Economic Impact of COVID-19: Legal Perspective
As various governments all over the world are relaxing lockdowns and opening up their economy, one question begs an answer, how far can the Nigerian government protect its citizens, including the employees resuming work after the lockdown?
If given the option, some workers in Nigeria may opt not to mingle with society just yet. Unfortunately, that is a luxury many cannot afford considering the numerous economic impacts of COVID-19.
The economic impacts of COVID-19 are felt by every sector, but the medium and small scale enterprises are arguably the worst hit. The war has gone beyond health, with means of livelihood and business activities lost or threatened.
To make matters worse, the prices of foodstuffs and other essential commodities have skyrocketed. The little income available to households becomes grossly inadequate to cater for the needs of the families.
The recent gloomy predictions by the World Bank and IMF underscore the long and short-term impacts of COVID-19 on the Nigerian economy.
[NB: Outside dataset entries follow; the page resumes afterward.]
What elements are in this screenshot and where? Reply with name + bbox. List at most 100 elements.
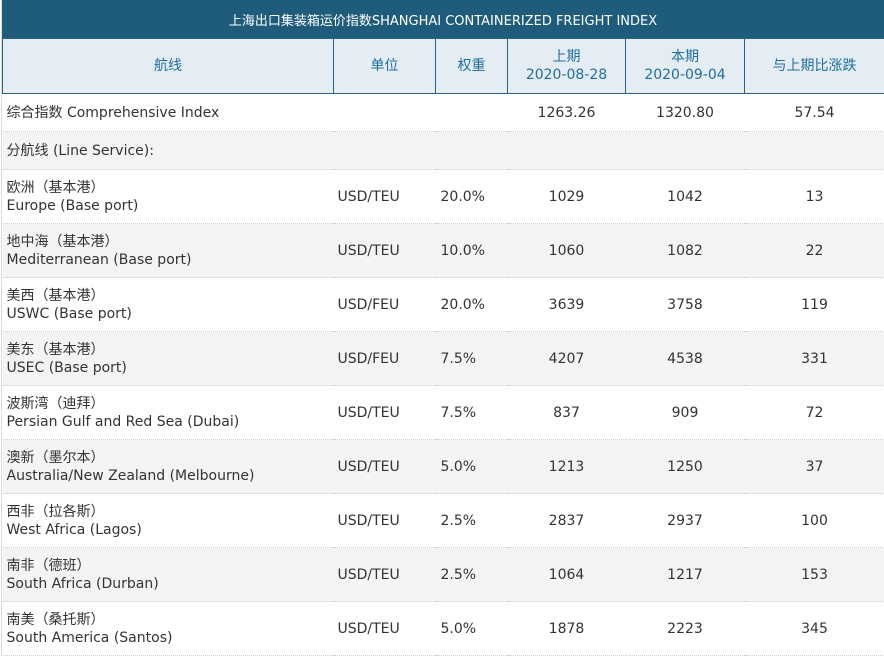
route-name: 西非（拉各斯） West Africa (Lagos) (2, 493, 334, 548)
route-unit: USD/TEU (333, 493, 436, 548)
empty-cell (333, 131, 436, 170)
route-prev: 1029 (507, 169, 626, 224)
route-name-cn: 地中海（基本港） (6, 233, 119, 250)
route-name: 美西（基本港） USWC (Base port) (2, 277, 334, 332)
freight-index-table: 航线 单位 权重 上期 2020-08-28 本期 2020-09-04 与上期… (2, 38, 884, 656)
route-prev: 3639 (507, 277, 626, 332)
header-change: 与上期比涨跌 (744, 38, 884, 94)
header-weight: 权重 (435, 38, 508, 94)
route-curr: 909 (625, 385, 745, 440)
route-weight: 2.5% (435, 493, 508, 548)
route-prev: 4207 (507, 331, 626, 386)
route-prev: 2837 (507, 493, 626, 548)
table-row: 美东（基本港） USEC (Base port) USD/FEU 7.5% 4207 45… (2, 331, 884, 386)
route-change: 37 (744, 439, 884, 494)
header-prev-label: 上期 (552, 49, 581, 65)
route-weight: 7.5% (435, 385, 508, 440)
route-curr: 2937 (625, 493, 745, 548)
route-weight: 2.5% (435, 547, 508, 602)
table-row: 美西（基本港） USWC (Base port) USD/FEU 20.0% 3639 3… (2, 277, 884, 332)
header-curr-date: 2020-09-04 (644, 67, 726, 83)
composite-change: 57.54 (744, 93, 884, 132)
route-curr: 1250 (625, 439, 745, 494)
route-unit: USD/TEU (333, 223, 436, 278)
route-curr: 2223 (625, 601, 745, 656)
route-name-en: USWC (Base port) (6, 305, 132, 322)
route-change: 13 (744, 169, 884, 224)
table-body: 综合指数 Comprehensive Index 1263.26 1320.80… (2, 93, 884, 656)
route-curr: 1082 (625, 223, 745, 278)
route-name-cn: 美东（基本港） (6, 341, 105, 358)
route-curr: 3758 (625, 277, 745, 332)
route-name-en: Persian Gulf and Red Sea (Dubai) (6, 413, 240, 430)
route-name-en: South America (Santos) (6, 629, 173, 646)
route-change: 331 (744, 331, 884, 386)
route-name-en: Mediterranean (Base port) (6, 251, 192, 268)
route-name-cn: 欧洲（基本港） (6, 179, 105, 196)
composite-name: 综合指数 Comprehensive Index (2, 93, 334, 132)
route-name-en: Australia/New Zealand (Melbourne) (6, 467, 255, 484)
route-unit: USD/TEU (333, 601, 436, 656)
route-name: 地中海（基本港） Mediterranean (Base port) (2, 223, 334, 278)
header-curr-label: 本期 (671, 49, 699, 65)
route-name-cn: 澳新（墨尔本） (6, 449, 105, 466)
route-name: 波斯湾（迪拜） Persian Gulf and Red Sea (Dubai) (2, 385, 334, 440)
route-unit: USD/TEU (333, 439, 436, 494)
route-prev: 837 (507, 385, 626, 440)
route-prev: 1064 (507, 547, 626, 602)
route-weight: 5.0% (435, 439, 508, 494)
header-row: 航线 单位 权重 上期 2020-08-28 本期 2020-09-04 与上期… (2, 38, 884, 94)
route-name: 美东（基本港） USEC (Base port) (2, 331, 334, 386)
route-weight: 7.5% (435, 331, 508, 386)
header-prev-date: 2020-08-28 (525, 67, 608, 83)
route-prev: 1878 (507, 601, 626, 656)
route-unit: USD/TEU (333, 385, 436, 440)
route-name-cn: 南非（德班） (6, 557, 91, 574)
table-row: 南非（德班） South Africa (Durban) USD/TEU 2.5% 10… (2, 547, 884, 602)
route-weight: 20.0% (435, 169, 508, 224)
route-curr: 1042 (625, 169, 745, 224)
route-unit: USD/FEU (333, 331, 436, 386)
route-weight: 5.0% (435, 601, 508, 656)
table-row: 南美（桑托斯） South America (Santos) USD/TEU 5.0%… (2, 601, 884, 656)
route-unit: USD/TEU (333, 169, 436, 224)
route-name-en: South Africa (Durban) (6, 575, 159, 592)
empty-cell (435, 131, 508, 170)
line-service-row: 分航线 (Line Service): (2, 131, 884, 170)
empty-cell (507, 131, 626, 170)
composite-unit (333, 93, 436, 132)
route-change: 119 (744, 277, 884, 332)
route-name-cn: 美西（基本港） (6, 287, 105, 304)
table-row: 澳新（墨尔本） Australia/New Zealand (Melbourne)… (2, 439, 884, 494)
route-name-cn: 波斯湾（迪拜） (6, 395, 105, 412)
composite-prev: 1263.26 (507, 93, 626, 132)
route-name-en: Europe (Base port) (6, 197, 139, 214)
route-prev: 1213 (507, 439, 626, 494)
table-row: 波斯湾（迪拜） Persian Gulf and Red Sea (Dubai) U… (2, 385, 884, 440)
composite-weight (435, 93, 508, 132)
route-unit: USD/FEU (333, 277, 436, 332)
route-change: 345 (744, 601, 884, 656)
route-curr: 4538 (625, 331, 745, 386)
header-previous-period: 上期 2020-08-28 (507, 38, 626, 94)
composite-row: 综合指数 Comprehensive Index 1263.26 1320.80… (2, 93, 884, 132)
empty-cell (625, 131, 745, 170)
route-name-cn: 南美（桑托斯） (6, 611, 105, 628)
table-row: 欧洲（基本港） Europe (Base port) USD/TEU 20.0% 102… (2, 169, 884, 224)
line-service-label: 分航线 (Line Service): (2, 131, 334, 170)
route-prev: 1060 (507, 223, 626, 278)
table-row: 地中海（基本港） Mediterranean (Base port) USD/TEU… (2, 223, 884, 278)
route-change: 72 (744, 385, 884, 440)
table-row: 西非（拉各斯） West Africa (Lagos) USD/TEU 2.5% 283… (2, 493, 884, 548)
route-name: 南美（桑托斯） South America (Santos) (2, 601, 334, 656)
composite-curr: 1320.80 (625, 93, 745, 132)
route-name: 南非（德班） South Africa (Durban) (2, 547, 334, 602)
header-route: 航线 (2, 38, 334, 94)
route-name: 澳新（墨尔本） Australia/New Zealand (Melbourne) (2, 439, 334, 494)
header-unit: 单位 (333, 38, 436, 94)
header-current-period: 本期 2020-09-04 (625, 38, 745, 94)
route-weight: 10.0% (435, 223, 508, 278)
route-name-en: USEC (Base port) (6, 359, 127, 376)
route-curr: 1217 (625, 547, 745, 602)
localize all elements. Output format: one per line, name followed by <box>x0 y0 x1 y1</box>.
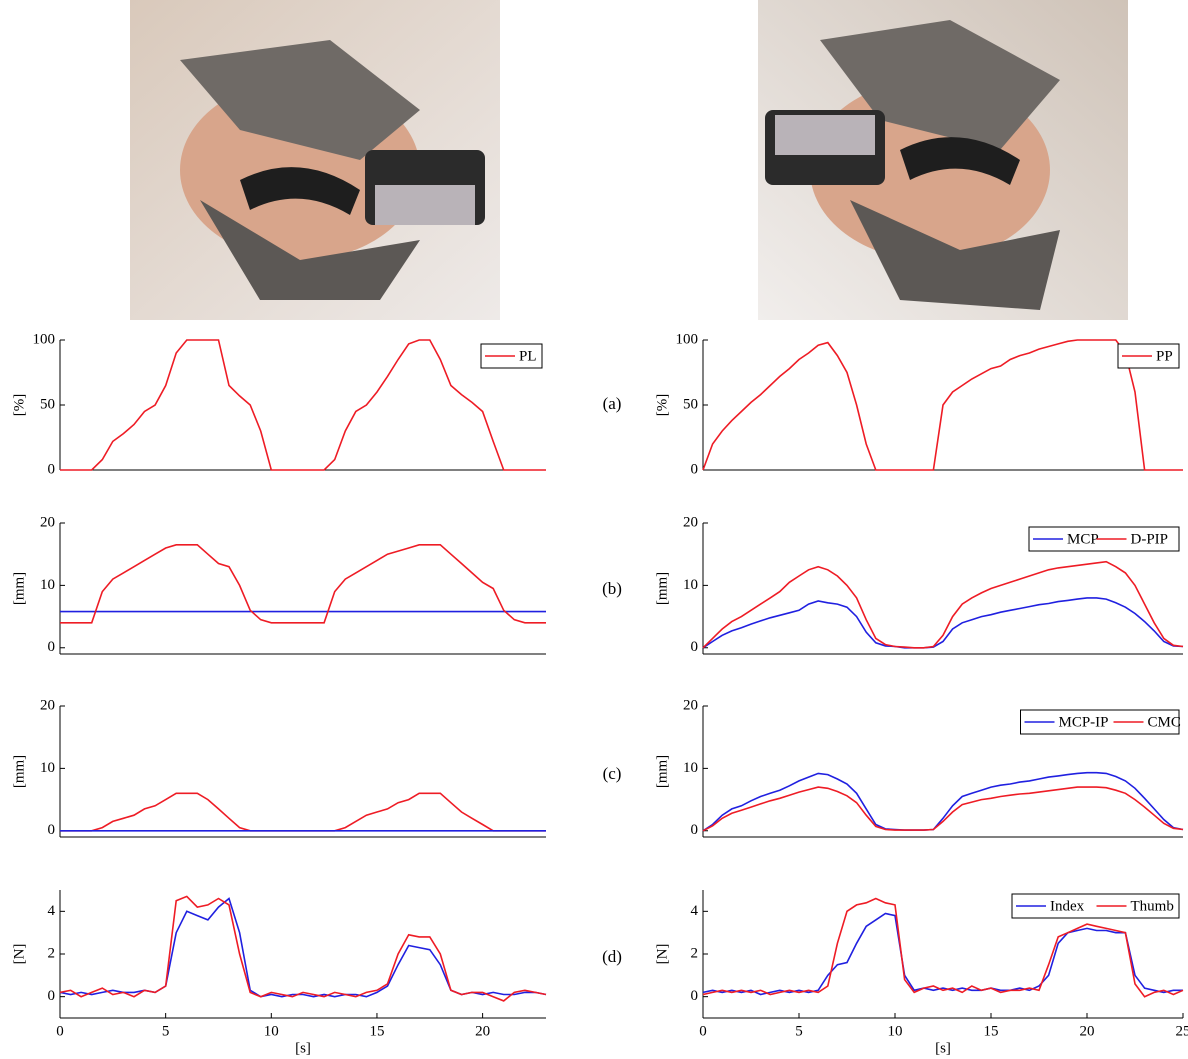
y-axis-label: [mm] <box>654 572 670 605</box>
y-tick-label: 10 <box>40 760 55 776</box>
y-tick-label: 0 <box>48 461 56 477</box>
x-tick-label: 15 <box>984 1023 999 1039</box>
y-tick-label: 0 <box>691 639 699 655</box>
y-tick-label: 0 <box>691 822 699 838</box>
y-axis-label: [%] <box>654 394 670 417</box>
x-tick-label: 5 <box>795 1023 803 1039</box>
y-tick-label: 4 <box>48 903 56 919</box>
y-tick-label: 10 <box>40 577 55 593</box>
x-tick-label: 10 <box>888 1023 903 1039</box>
photo-right <box>758 0 1128 320</box>
y-tick-label: 20 <box>40 514 55 530</box>
y-axis-label: [N] <box>11 944 27 965</box>
series-line <box>59 895 547 1002</box>
legend-label: CMC <box>1148 714 1181 730</box>
x-tick-label: 10 <box>264 1023 279 1039</box>
series-line <box>702 912 1183 996</box>
x-tick-label: 15 <box>369 1023 384 1039</box>
panel-label: (a) <box>603 394 622 413</box>
series-line <box>60 792 546 832</box>
y-tick-label: 10 <box>683 760 698 776</box>
panel-label: (c) <box>603 764 622 783</box>
series-line <box>702 597 1184 649</box>
legend-label: Thumb <box>1131 898 1174 914</box>
y-tick-label: 0 <box>691 988 699 1004</box>
panel-label: (b) <box>602 579 622 598</box>
y-tick-label: 2 <box>691 945 699 961</box>
y-axis-label: [%] <box>11 394 27 417</box>
photo-left <box>130 0 500 320</box>
series-line <box>702 897 1184 998</box>
y-tick-label: 4 <box>691 903 699 919</box>
series-line <box>702 339 1183 471</box>
y-axis-label: [N] <box>654 944 670 965</box>
legend-label: D-PIP <box>1131 531 1169 547</box>
y-tick-label: 100 <box>33 331 56 347</box>
x-tick-label: 20 <box>1080 1023 1095 1039</box>
legend-label: PL <box>519 348 537 364</box>
panel-label: (d) <box>602 947 622 966</box>
series-line <box>59 897 547 998</box>
y-tick-label: 20 <box>40 697 55 713</box>
y-tick-label: 50 <box>683 396 698 412</box>
y-tick-label: 2 <box>48 945 56 961</box>
y-tick-label: 0 <box>48 988 56 1004</box>
x-axis-label: [s] <box>295 1040 311 1056</box>
series-line <box>702 771 1184 832</box>
y-axis-label: [mm] <box>11 572 27 605</box>
series-line <box>702 560 1184 649</box>
x-tick-label: 5 <box>162 1023 170 1039</box>
legend-label: Index <box>1050 898 1085 914</box>
legend-box <box>1011 893 1180 919</box>
x-axis-label: [s] <box>935 1040 951 1056</box>
y-axis-label: [mm] <box>654 755 670 788</box>
series-line <box>702 786 1184 832</box>
y-tick-label: 20 <box>683 697 698 713</box>
y-tick-label: 0 <box>48 822 56 838</box>
y-tick-label: 10 <box>683 577 698 593</box>
x-tick-label: 20 <box>475 1023 490 1039</box>
y-tick-label: 100 <box>676 331 699 347</box>
y-tick-label: 50 <box>40 396 55 412</box>
x-tick-label: 0 <box>699 1023 707 1039</box>
series-line <box>60 544 546 624</box>
y-tick-label: 0 <box>48 639 56 655</box>
legend-label: PP <box>1156 348 1173 364</box>
legend-label: MCP-IP <box>1059 714 1109 730</box>
series-line <box>60 339 546 471</box>
y-tick-label: 20 <box>683 514 698 530</box>
legend-label: MCP <box>1067 531 1099 547</box>
x-tick-label: 25 <box>1176 1023 1188 1039</box>
x-tick-label: 0 <box>56 1023 64 1039</box>
y-axis-label: [mm] <box>11 755 27 788</box>
y-tick-label: 0 <box>691 461 699 477</box>
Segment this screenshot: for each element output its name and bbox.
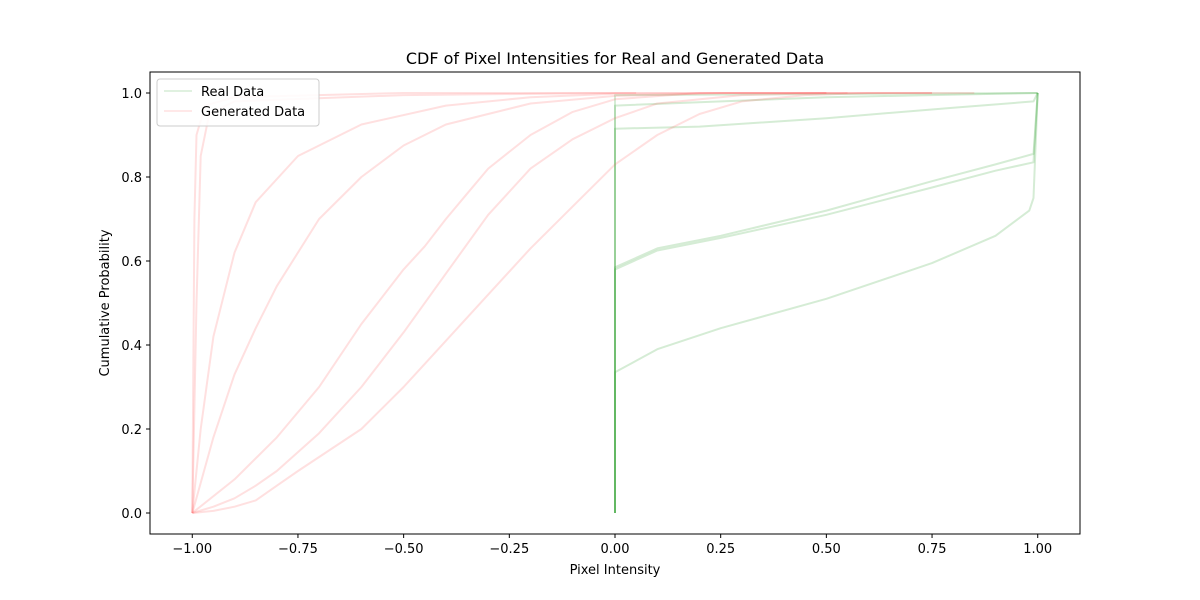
y-tick-label: 0.0 [121,507,142,522]
real-data-cdf-line-3 [614,92,1039,513]
x-tick-label: 1.00 [1023,542,1052,557]
x-tick-label: 0.75 [918,542,947,557]
x-tick-label: −0.75 [278,542,318,557]
x-axis-label: Pixel Intensity [570,563,661,578]
real-data-cdf-line-5 [614,92,1038,513]
y-tick-label: 0.8 [121,171,142,186]
real-data-cdf-line-2 [614,92,1039,513]
x-axis: −1.00 −0.75 −0.50 −0.25 0.00 0.25 0.50 0.75 1.00 [172,534,1052,557]
y-tick-label: 0.2 [121,423,142,438]
chart-title: CDF of Pixel Intensities for Real and Ge… [406,49,824,68]
y-tick-label: 1.0 [121,87,142,102]
x-tick-label: 0.00 [601,542,630,557]
generated-data-cdf-line-12 [192,92,932,514]
y-axis-label: Cumulative Probability [98,229,113,376]
real-data-cdf-line-0 [614,92,1039,513]
y-tick-label: 0.6 [121,255,142,270]
legend: Real Data Generated Data [156,78,320,127]
legend-box [156,78,320,127]
real-data-cdf-line-4 [614,92,1038,513]
x-tick-label: 0.25 [706,542,735,557]
generated-data-cdf-line-8 [191,92,932,514]
x-tick-label: −0.25 [489,542,529,557]
y-axis: 0.0 0.2 0.4 0.6 0.8 1.0 [121,87,150,522]
x-tick-label: −0.50 [384,542,424,557]
y-tick-label: 0.4 [121,339,142,354]
generated-data-cdf-line-10 [191,92,827,514]
generated-data-cdf-line-9 [191,92,848,514]
legend-label-real: Real Data [201,85,264,100]
x-tick-label: 0.50 [812,542,841,557]
real-data-cdf-line-1 [614,92,1039,513]
legend-label-generated: Generated Data [201,105,305,120]
generated-data-cdf-line-11 [192,92,827,514]
x-tick-label: −1.00 [172,542,212,557]
plot-area [191,92,1039,514]
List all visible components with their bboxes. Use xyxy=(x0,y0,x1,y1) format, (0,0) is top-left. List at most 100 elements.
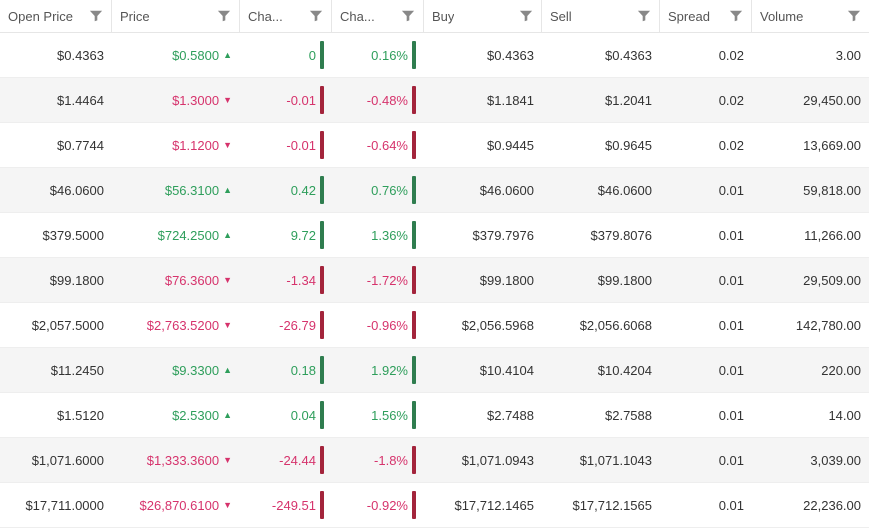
table-row[interactable]: $99.1800$76.3600▼-1.34-1.72%$99.1800$99.… xyxy=(0,258,869,303)
sell-value: $17,712.1565 xyxy=(572,498,652,513)
table-row[interactable]: $17,711.0000$26,870.6100▼-249.51-0.92%$1… xyxy=(0,483,869,528)
spread-value: 0.01 xyxy=(719,228,744,243)
filter-icon[interactable] xyxy=(519,9,533,23)
col-header-change[interactable]: Cha... xyxy=(240,0,332,32)
filter-icon[interactable] xyxy=(217,9,231,23)
cell-sell: $0.9645 xyxy=(542,123,660,167)
cell-volume: 220.00 xyxy=(752,348,869,392)
change-bar-icon xyxy=(412,311,416,339)
change-bar-icon xyxy=(320,41,324,69)
cell-open-price: $17,711.0000 xyxy=(0,483,112,527)
sell-value: $10.4204 xyxy=(598,363,652,378)
table-row[interactable]: $1,071.6000$1,333.3600▼-24.44-1.8%$1,071… xyxy=(0,438,869,483)
cell-price: $56.3100▲ xyxy=(112,168,240,212)
cell-price: $1.3000 ▼ xyxy=(112,78,240,122)
change-bar-icon xyxy=(320,266,324,294)
cell-spread: 0.01 xyxy=(660,213,752,257)
buy-value: $46.0600 xyxy=(480,183,534,198)
filter-icon[interactable] xyxy=(637,9,651,23)
sell-value: $2,056.6068 xyxy=(580,318,652,333)
triangle-down-icon: ▼ xyxy=(223,96,232,105)
triangle-down-icon: ▼ xyxy=(223,321,232,330)
table-row[interactable]: $0.7744$1.1200▼-0.01-0.64%$0.9445$0.9645… xyxy=(0,123,869,168)
change-pct-value: -0.96% xyxy=(367,318,408,333)
cell-price: $1.1200▼ xyxy=(112,123,240,167)
cell-change-pct: 0.16% xyxy=(332,33,424,77)
sell-value: $1.2041 xyxy=(605,93,652,108)
cell-change: -0.01 xyxy=(240,123,332,167)
change-pct-value: -0.48% xyxy=(367,93,408,108)
col-header-volume[interactable]: Volume xyxy=(752,0,869,32)
price-value: $2.5300 xyxy=(172,408,219,423)
spread-value: 0.02 xyxy=(719,93,744,108)
change-bar-icon xyxy=(412,131,416,159)
change-value: -0.01 xyxy=(286,138,316,153)
cell-price: $9.3300▲ xyxy=(112,348,240,392)
col-header-buy[interactable]: Buy xyxy=(424,0,542,32)
cell-volume: 142,780.00 xyxy=(752,303,869,347)
triangle-up-icon: ▲ xyxy=(223,411,232,420)
cell-change-pct: 1.92% xyxy=(332,348,424,392)
filter-icon[interactable] xyxy=(401,9,415,23)
buy-value: $10.4104 xyxy=(480,363,534,378)
col-header-change-pct[interactable]: Cha... xyxy=(332,0,424,32)
cell-buy: $1,071.0943 xyxy=(424,438,542,482)
change-pct-value: 0.16% xyxy=(371,48,408,63)
col-header-spread[interactable]: Spread xyxy=(660,0,752,32)
table-row[interactable]: $11.2450 $9.3300▲0.181.92% $10.4104 $10.420… xyxy=(0,348,869,393)
filter-icon[interactable] xyxy=(847,9,861,23)
buy-value: $1.1841 xyxy=(487,93,534,108)
change-bar-icon xyxy=(412,446,416,474)
table-row[interactable]: $2,057.5000$2,763.5200▼-26.79-0.96%$2,05… xyxy=(0,303,869,348)
cell-volume: 11,266.00 xyxy=(752,213,869,257)
cell-open-price: $0.7744 xyxy=(0,123,112,167)
table-row[interactable]: $46.0600$56.3100▲0.420.76%$46.0600$46.06… xyxy=(0,168,869,213)
open-price-value: $11.2450 xyxy=(51,363,104,378)
price-value: $1.3000 xyxy=(172,93,219,108)
volume-value: 11,266.00 xyxy=(804,228,861,243)
col-header-sell[interactable]: Sell xyxy=(542,0,660,32)
table-row[interactable]: $1.5120$2.5300▲0.041.56%$2.7488$2.75880.… xyxy=(0,393,869,438)
cell-change-pct: 0.76% xyxy=(332,168,424,212)
open-price-value: $1,071.6000 xyxy=(32,453,104,468)
volume-value: 3,039.00 xyxy=(810,453,861,468)
cell-open-price: $99.1800 xyxy=(0,258,112,302)
cell-open-price: $379.5000 xyxy=(0,213,112,257)
cell-sell: $2.7588 xyxy=(542,393,660,437)
price-value: $1.1200 xyxy=(172,138,219,153)
open-price-value: $2,057.5000 xyxy=(32,318,104,333)
table-body: $0.4363$0.5800▲00.16%$0.4363$0.43630.023… xyxy=(0,33,869,528)
open-price-value: $17,711.0000 xyxy=(25,498,104,513)
cell-change: 0.18 xyxy=(240,348,332,392)
price-value: $2,763.5200 xyxy=(147,318,219,333)
col-label: Sell xyxy=(550,9,572,24)
col-header-price[interactable]: Price xyxy=(112,0,240,32)
filter-icon[interactable] xyxy=(729,9,743,23)
buy-value: $1,071.0943 xyxy=(462,453,534,468)
table-row[interactable]: $1.4464 $1.3000 ▼ -0.01 -0.48% $1.1841 $1.2041… xyxy=(0,78,869,123)
filter-icon[interactable] xyxy=(89,9,103,23)
filter-icon[interactable] xyxy=(309,9,323,23)
change-bar-icon xyxy=(320,311,324,339)
change-value: -0.01 xyxy=(286,93,316,108)
open-price-value: $0.4363 xyxy=(57,48,104,63)
table-row[interactable]: $379.5000$724.2500▲9.721.36%$379.7976$37… xyxy=(0,213,869,258)
buy-value: $17,712.1465 xyxy=(454,498,534,513)
volume-value: 14.00 xyxy=(828,408,861,423)
col-label: Spread xyxy=(668,9,710,24)
cell-price: $76.3600▼ xyxy=(112,258,240,302)
col-header-open-price[interactable]: Open Price xyxy=(0,0,112,32)
cell-open-price: $1.4464 xyxy=(0,78,112,122)
cell-buy: $2.7488 xyxy=(424,393,542,437)
change-bar-icon xyxy=(320,221,324,249)
cell-change-pct: -0.96% xyxy=(332,303,424,347)
table-row[interactable]: $0.4363$0.5800▲00.16%$0.4363$0.43630.023… xyxy=(0,33,869,78)
col-label: Cha... xyxy=(248,9,283,24)
change-bar-icon xyxy=(412,401,416,429)
triangle-down-icon: ▼ xyxy=(223,501,232,510)
cell-sell: $46.0600 xyxy=(542,168,660,212)
change-bar-icon xyxy=(412,41,416,69)
change-pct-value: -0.64% xyxy=(367,138,408,153)
change-bar-icon xyxy=(320,491,324,519)
price-value: $0.5800 xyxy=(172,48,219,63)
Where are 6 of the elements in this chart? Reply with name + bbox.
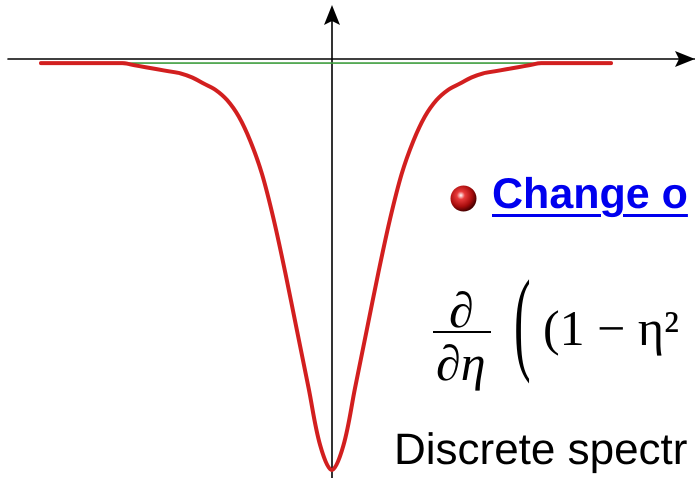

According to World Bank, by 2022, 6 million more Nigerians will join the poverty cycle following the pandemic. Its previous projection prior to COVID-19 was that 90 million Nigerians will live below the poverty line by 2022, now the forecast is for 96 million.
Can the law protect Nigerians from the adverse impacts of COVID-19?
President Buhari, in pursuance of the Quarantine Act 1926, was able to issue lockdown orders in Lagos, Abuja, Ogun and the other states of the country. This was to forestall the spread of the virus.
Every Nigerian has the right to food, shelter, among other basic amenities. With the loss of livelihoods and businesses however, will the government be able to provide for its citizens?
So far, the distribution of palliatives and economic stimulus incentives by the federal government has been largely ineffective at solving these challenges.
The lockdown was to help protect Nigerians and curtail the spread of the virus. This measure puts more strain on the income of families and businesses. With the ease of the lockdown, workers and business owners have been offered the choice of going back to work and businesses.
However, are these workers properly protected? The law provides that an employer must provide protective essentials for its workforce. But how many private offices abide by this law?
According to a Supreme Court ruling in Iyere v Bendel Feed and Flour Mills Limited (2008) LPELR – SC. 309/2002, the Supreme Court held that:
Where there exists a service relationship between employer and employee, the former is under a duty to take reasonable care for the safety of the latter so as not to expose him to unnecessary risk.
Many employees have been laid off already while some have their salaries slashed and deducted. However, an employer does not have the right to deduct an employee’s salary/wages arbitrarily under the Labour Act. Even though COVID-19 is enough challenge to warrant these stringent measures, it must be done within the ambits of the law.
As the prices of commodities and just about everything escalate and inflation rises, it becomes more imperative to ensure that the laws protect Nigerians in all spheres of their lives.